Kumro bori is mainly made from rice, pumpkin and mashkalai dal. Apart from mashkalai dal, this pill is also made from another dal. After drying in the sun, its good taste is obtained by soaking the dal the day before making the pills.
After that, the soft inner part should be left and grind if there is a rice pumpkin. Then the kumro bori should be washed very well. After washing, tie it to a clean thin cloth and hang it overnight.
After that, the water of the dal should be strained and pounded in a sieve or use a grinding machoine. Now mix pumpkin with dal. Mix very well with your hands until the dal-pumpkin mixture is light. Then spread the tea or cloth in the hot sun and make a small gap in the shape of a pill and dry it. It can be stored long after drying in the sun for three to four days.
Then take a bowl of water, drop a little in the form of a pill, and test it. If it is floating and not dispersing in the water, then understand and do not burst. And if it sinks or spreads, it should be rubbed more. Spread the tea or cloth in the hot sun and keep it dry by making a small gap in the shape of a pill.
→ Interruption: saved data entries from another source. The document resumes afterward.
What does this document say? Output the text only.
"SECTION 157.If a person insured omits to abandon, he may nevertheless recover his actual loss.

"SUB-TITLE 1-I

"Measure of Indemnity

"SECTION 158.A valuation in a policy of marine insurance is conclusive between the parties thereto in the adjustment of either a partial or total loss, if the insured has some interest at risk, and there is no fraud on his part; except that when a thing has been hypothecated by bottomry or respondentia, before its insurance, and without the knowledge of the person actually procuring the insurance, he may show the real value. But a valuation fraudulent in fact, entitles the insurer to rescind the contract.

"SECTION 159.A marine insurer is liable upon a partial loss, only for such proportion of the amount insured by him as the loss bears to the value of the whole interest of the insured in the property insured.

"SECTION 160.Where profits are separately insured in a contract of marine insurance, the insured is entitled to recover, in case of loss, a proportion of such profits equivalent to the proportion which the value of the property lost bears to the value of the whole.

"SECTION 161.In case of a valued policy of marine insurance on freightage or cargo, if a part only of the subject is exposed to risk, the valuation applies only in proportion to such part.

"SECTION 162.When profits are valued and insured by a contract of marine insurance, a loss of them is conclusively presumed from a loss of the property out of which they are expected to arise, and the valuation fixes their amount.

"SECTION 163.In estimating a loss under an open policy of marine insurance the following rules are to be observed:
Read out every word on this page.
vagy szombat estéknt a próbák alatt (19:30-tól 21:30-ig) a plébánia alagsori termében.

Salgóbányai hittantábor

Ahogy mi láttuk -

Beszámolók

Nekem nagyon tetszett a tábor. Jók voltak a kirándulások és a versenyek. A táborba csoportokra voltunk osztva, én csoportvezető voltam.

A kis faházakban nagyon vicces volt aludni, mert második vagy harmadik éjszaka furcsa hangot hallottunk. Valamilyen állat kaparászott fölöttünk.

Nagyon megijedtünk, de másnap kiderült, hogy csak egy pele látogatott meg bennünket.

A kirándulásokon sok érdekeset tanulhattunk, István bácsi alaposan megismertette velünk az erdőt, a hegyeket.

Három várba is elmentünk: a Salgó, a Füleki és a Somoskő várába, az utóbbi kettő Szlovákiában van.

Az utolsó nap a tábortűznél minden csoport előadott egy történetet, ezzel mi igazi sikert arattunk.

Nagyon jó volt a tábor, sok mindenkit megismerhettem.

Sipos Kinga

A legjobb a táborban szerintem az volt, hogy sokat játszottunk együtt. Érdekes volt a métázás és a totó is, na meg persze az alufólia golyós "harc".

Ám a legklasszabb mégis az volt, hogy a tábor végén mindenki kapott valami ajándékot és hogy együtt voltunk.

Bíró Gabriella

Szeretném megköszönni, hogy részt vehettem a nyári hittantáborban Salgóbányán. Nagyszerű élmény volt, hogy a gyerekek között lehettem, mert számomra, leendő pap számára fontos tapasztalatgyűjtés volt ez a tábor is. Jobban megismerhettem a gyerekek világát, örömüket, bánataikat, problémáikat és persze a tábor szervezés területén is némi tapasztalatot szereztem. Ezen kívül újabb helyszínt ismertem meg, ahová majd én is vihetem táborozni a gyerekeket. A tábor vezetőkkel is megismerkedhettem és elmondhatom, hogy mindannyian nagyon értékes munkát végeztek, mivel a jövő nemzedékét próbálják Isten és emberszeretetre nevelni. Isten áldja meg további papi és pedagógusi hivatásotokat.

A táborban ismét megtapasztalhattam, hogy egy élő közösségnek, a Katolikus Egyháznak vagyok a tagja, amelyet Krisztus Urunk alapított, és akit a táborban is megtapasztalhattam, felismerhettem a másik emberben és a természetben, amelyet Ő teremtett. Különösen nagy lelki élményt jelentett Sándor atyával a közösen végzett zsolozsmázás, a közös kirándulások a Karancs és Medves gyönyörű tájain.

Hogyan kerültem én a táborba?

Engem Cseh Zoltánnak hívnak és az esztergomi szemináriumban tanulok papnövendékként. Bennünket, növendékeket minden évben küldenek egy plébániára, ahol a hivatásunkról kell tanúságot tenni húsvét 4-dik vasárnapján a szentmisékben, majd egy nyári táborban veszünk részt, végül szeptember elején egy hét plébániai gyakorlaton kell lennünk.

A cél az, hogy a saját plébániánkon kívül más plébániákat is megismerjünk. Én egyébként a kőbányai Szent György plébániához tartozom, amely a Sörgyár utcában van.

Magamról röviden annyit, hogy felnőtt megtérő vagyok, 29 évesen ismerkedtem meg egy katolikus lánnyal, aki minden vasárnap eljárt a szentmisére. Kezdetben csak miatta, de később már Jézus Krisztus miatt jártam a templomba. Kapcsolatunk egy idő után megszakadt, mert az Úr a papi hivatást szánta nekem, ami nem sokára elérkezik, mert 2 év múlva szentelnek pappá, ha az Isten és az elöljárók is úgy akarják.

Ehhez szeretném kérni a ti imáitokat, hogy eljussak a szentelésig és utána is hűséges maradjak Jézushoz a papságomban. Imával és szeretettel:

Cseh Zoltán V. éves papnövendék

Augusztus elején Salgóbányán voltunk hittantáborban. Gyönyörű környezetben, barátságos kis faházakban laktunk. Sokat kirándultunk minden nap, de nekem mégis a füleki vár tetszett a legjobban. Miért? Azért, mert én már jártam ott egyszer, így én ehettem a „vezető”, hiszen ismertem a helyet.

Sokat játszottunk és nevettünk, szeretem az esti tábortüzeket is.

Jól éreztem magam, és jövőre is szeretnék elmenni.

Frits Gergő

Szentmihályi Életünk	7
After drying the pills in the sun for three to four days, it is better to remove the pills and hang them on a cloth to dry them.
If dried well and stored in a clean airtight jar, it can be used for cooking throughout the year. However, kumro bori is good with fresh pulses and ripe gourds during the Paush-Magh months. During hot weather, when the gourd is old or the plant is not lit, the kumro bori turns sour and is likely to burst. Besides, keeping kumro bori for a long time is impossible.